Social media can be a great way to connect with your members. And it can be equally effective at driving them away en masse.
If you’re aiming for the latter, follow these 12 worst practices:
1. Treat each social media platform identically. Having difficulty crafting your Facebook update into a Twitter post? No problem. Just shorten it into a quick 280-character read or use multiple Twitter entries like they’re chapters in a book.
2. Use all apps. While most people use Facebook, Twitter, YouTube, and Instagram, don’t discount some lesser-used apps. Snapchat is fantastic for these “fleeting” offers. Reddit may be of use too, especially when you interrupt a conversation between a few hackers on one of its deepest and darkest threads.
And what if your marketing department starts using Tinder? You’ll make the news in any event.
3. Ignore all requests. Think of social media like a giant billboard. Now think of someone talking to that billboard. Now think of the billboard talking back. Sounds like an event that needs professional help.
4. Use slang when talking to your peeps. Don’t be the only uncool one in the room. Have a new loan rate you want to talk about? Try this: “Sup. We got GR8 new auto loan for u peeps ISO wheels. Do not be a NUB. Get in here. Laters.”
5. Use emojis to express deep, reverent feeling. Instead of “thank you,” which is so 1960s "Mad Men" corporate, go with “Thanks! "
6. Monitor only your own social media channels. Ignore those haters on sites like Yelp, the Better Business Bureau, or your local regulator. Remember, on social media it doesn’t matter what people say about you, it’s what you say about yourself.

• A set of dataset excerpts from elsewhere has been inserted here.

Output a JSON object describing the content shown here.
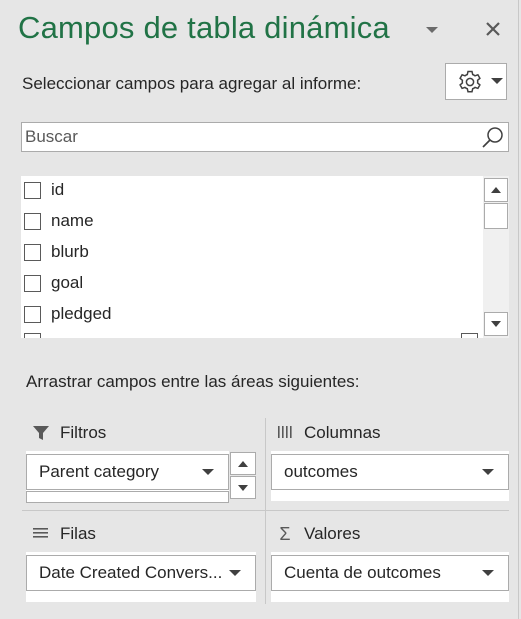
{
  "pane": {
    "title": "Campos de tabla dinámica",
    "choose_fields_label": "Seleccionar campos para agregar al informe:",
    "accent_color": "#217346"
  },
  "search": {
    "placeholder": "Buscar",
    "value": ""
  },
  "fields": [
    {
      "label": "id",
      "checked": false
    },
    {
      "label": "name",
      "checked": false
    },
    {
      "label": "blurb",
      "checked": false
    },
    {
      "label": "goal",
      "checked": false
    },
    {
      "label": "pledged",
      "checked": false
    }
  ],
  "areas": {
    "drag_label": "Arrastrar campos entre las áreas siguientes:",
    "filters": {
      "label": "Filtros",
      "icon": "filter-icon",
      "items": [
        "Parent category"
      ]
    },
    "columns": {
      "label": "Columnas",
      "icon": "columns-icon",
      "items": [
        "outcomes"
      ]
    },
    "rows": {
      "label": "Filas",
      "icon": "rows-icon",
      "items": [
        "Date Created Convers..."
      ]
    },
    "values": {
      "label": "Valores",
      "icon": "sigma-icon",
      "symbol": "Σ",
      "items": [
        "Cuenta de outcomes"
      ]
    }
  },
  "icons": {
    "title_menu": "chevron-down-icon",
    "close": "close-icon",
    "settings": "gear-icon",
    "search": "search-icon"
  }
}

Give yourself a round of applause every morning. Just ‘cuz.
7. Spontaneity above all else. Never plan your posts. This way, you can send that Independence Day tweet on July 5 and differentiate yourself from those following the herd by sending it a few days before.
This also goes for double-checking messages. This is social media for gosh sake, not the front page of The New York Times. Just send it!
8. Send the highest-quality pictures. Listen, you spent gobs on that camera (or camera phone). You should at least be able to send those 4K pics to everyone.
They’ll love the deep richness of the first picture you send as they wait five minutes for the other 10.
9. Be a drama mama. If you ignore tip No. 3, do it with the flair of a 12-year-old school kid breaking up with their first crush. Post an epic rejoinder, one worthy of a “Most Overly Dramatic Response in a Social Media Post Award.” Go for it.
10. Dare to be different with timing. Most social media posts go out during the day, so we shoot for the coveted and relatively quiet 1 a.m. to 3 a.m. timeslot. Not only is there less competition, this doubles as a middle-of-the-night alarm.
11. #HashtagsRule. If your post does not have at least 12 hashtags, you’re not doing it right. #weknow #rulesofinstagram #obeewins #cunarules #thetruth #onemorehashtag.
Also, expand your geographic hashtags beyond your locality. We recommend #northamerica, #earth, and #milkyway.
12. Never repost others before they repost you. It’s just the rule.